By Scott Tibbs, May 20, 2014
The botched execution of a truly evil man in Oklahoma has brought the debate over the death penalty to the forefront. One interesting exchange involved comparing statistics, but before we can get into debating issues around the death penalty we must establish where our philosophical foundation is. For me, that is the clear commandment of Scripture for the civil magistrate to use capital punishment for certain crimes.
Men and women are made in the image of God, and committing murder is therefore an attack on God's image. When the ultimate crime is committed, the ultimate penalty is required to punish that crime. The murderer does not have a right to life - he knowingly and willingly surrendered his right to life the moment he snuffed out the life of a man or woman made in the image of God. Executing murderers is not an option for the civil magistrate to choose. It is a commandment that we can either obey or rebel against.

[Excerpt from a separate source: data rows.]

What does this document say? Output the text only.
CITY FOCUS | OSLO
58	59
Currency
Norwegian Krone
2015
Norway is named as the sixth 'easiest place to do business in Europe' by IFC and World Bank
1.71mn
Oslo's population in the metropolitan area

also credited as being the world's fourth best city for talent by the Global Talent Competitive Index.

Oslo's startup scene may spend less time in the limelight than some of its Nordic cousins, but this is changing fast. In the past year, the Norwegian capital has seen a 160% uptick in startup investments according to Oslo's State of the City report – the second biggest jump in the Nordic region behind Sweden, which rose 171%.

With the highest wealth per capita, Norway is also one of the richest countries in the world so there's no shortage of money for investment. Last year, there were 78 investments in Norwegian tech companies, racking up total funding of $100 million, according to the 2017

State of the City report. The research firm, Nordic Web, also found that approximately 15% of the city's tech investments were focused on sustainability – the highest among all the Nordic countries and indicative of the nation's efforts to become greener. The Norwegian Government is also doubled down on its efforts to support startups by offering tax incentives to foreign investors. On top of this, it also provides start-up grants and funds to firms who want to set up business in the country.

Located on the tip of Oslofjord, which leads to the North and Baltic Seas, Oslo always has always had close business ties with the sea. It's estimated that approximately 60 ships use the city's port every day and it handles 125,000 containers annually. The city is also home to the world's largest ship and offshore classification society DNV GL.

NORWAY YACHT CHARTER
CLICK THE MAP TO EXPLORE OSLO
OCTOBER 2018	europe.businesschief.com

Obviously, we must be sure that people who are executed are actually guilty, and more reforms are needed in ensuring the fairness of the criminal justice system - not just for capital crimes but across the board. The most effective way to do this is harsh and severe criminal penalties for government officials (especially prosecutors) who violate civil rights by doing things like withholding exculpatory evidence. This cannot be a slap on the risk, like disbarring someone. This must be decades upon decades behind bars.
Even if we know people are guilty, some argue that the death penalty is applied in a "racist" manner. Frankly, I could not possibly care less about the skin pigmentation of the murderers or their victims. If someone has been found to have committed murder, convicted by a jury of his peers after a fair trial, he needs to die. If blacks are executed more often than whites for similar crimes, or vice versa, does not change the facts of each individual case. If a murderer deserves to die, it does not matter what the statistics look like. He must die. "Fairness" is irrelevant. The solution is to expand application of the death penalty, not reduce it.
There is obviously room for reform in our criminal justice system, and there are perverse incentives in that system that need to be eliminated. But the death penalty is a good thing, because it is the only way to truly have justice for the worst among us. We should address and repair the flaws in our death penalty system instead of rebelling against the clear commandment given to us by God.